No Company Has Meaningfully Tried This in a Decade

Velox Clearing says other firms are running systems beyond repair so it started a new one from scratch for RIAs and hedge funds.

(Illustration by RIA Intel)

(Illustration by RIA Intel)

Two years ago, having seen first-hand what they would be up against, a group of people left one clearing firm to start their own from scratch. Now, Velox Clearing is finally onboarding RIAs, hedge funds, and others.

There hasn’t been a meaningful attempt at a new clearing business in the past decade and one is way overdue, according to Pat Kelly, CEO of Velox Clearing.

Most of the existing clearing firms for broker-dealers, RIAs, hedge funds, and others, are running on decades-old technology beyond reasonable repair. Pulling them into the present day and positioning them for the future is a tremendous undertaking, Kelly told RIA Intel.

“Many legacy firms have been slow to adapt to change and have instead focused their efforts on patching aging systems that are simply not equipped to handle today’s volumes or functions.”

The old guard isn’t just being stubborn about change. Fee compression has forced clearing firms to think harder about whom they do business with. Some clients, given their size and risk, might no longer have an acceptable profit margin, especially considering the holding capital they might require a clearing firm to keep, Virginie O’Shea, Research Director at Aite Group, said.

At the same time, the dated technology is hampering those firms. The cost and time to cure that is immense and not without risk either, she said. Clearing systems, the pipeworks that settle trades, are complex and the stakes for overhauling them are significant.

“It’s like changing an airplane engine while it’s flying. Best of luck to a firm entering the space but it’s not something I would do without considering it carefully first.”

The “volume-based game” of clearing also requires a lot of capital and is a tough one for new entrants. Others have considered it, but few have gone on to start one. For that reason, any new clearing business is a relative rarity, O’Shea said.

But the researcher, who was not familiar with Velox Clearing, didn’t outright dismiss the company’s prospects. If Velox delivers the promised, fresh technology that will improve risk management it leads with, the firm should attract the small to medium-sized companies it seeks.

“We’ve leveraged our expertise to build a solution with technology and risk management at the forefront, rather than as an afterthought,” Kelly said.

Velox Clearing’s customer service will be differentiated, according to David Herron, the former CEO of the Chicago Stock Exchange and a member of the Velox’s board of directors. Unlike at other clearing firms, where clients seeking help may have to endure dead-ends on an automated phone menu, when clients call Velox, one of its 25 employees will answer the phone, he said.

“I know from being with bigger firms people focus on the profit margin associated with the customer. With us, every dollar is going to matter so we’re not going to be pushing firms out the door because they aren’t going to be big enough for us,” Kelly said.

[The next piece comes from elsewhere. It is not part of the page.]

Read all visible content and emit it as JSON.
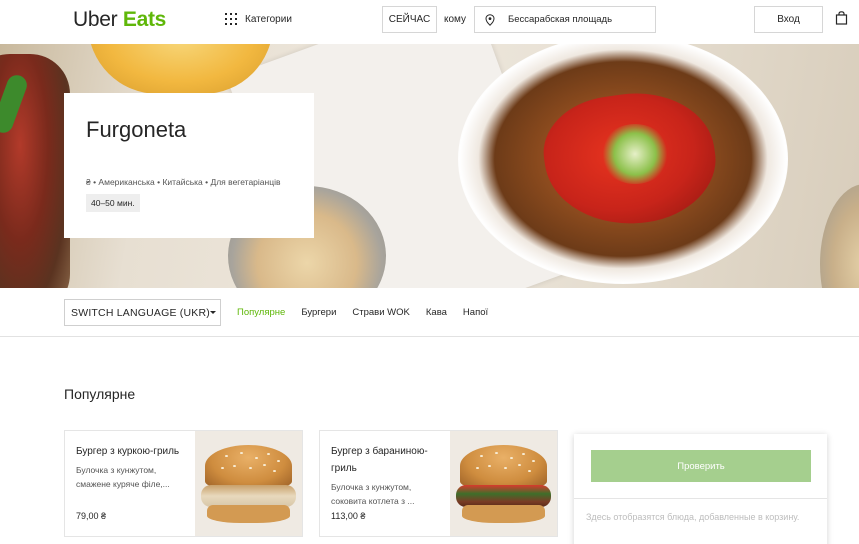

Although much of trading execution, clearing and risk management has been automated, the industry still spends $170 billion on it every year, according to Accenture’s Capital Market’s Vision 2020 report.

Asset-servicing and clearing (excluding investment funds services) accounted for $36 billion of that revenue in 2017.

Velox Clearing is a wholly owned subsidiary of Hong Kong-based Zinvest Financial Holdings, a financial technology company that also operates a hedge fund and a retail brokerage in Hong Kong. Kelly said the owner might eventually consider doing business in the U.S. but it is currently only investing in Velox Clearing and intends to support it for the long-term.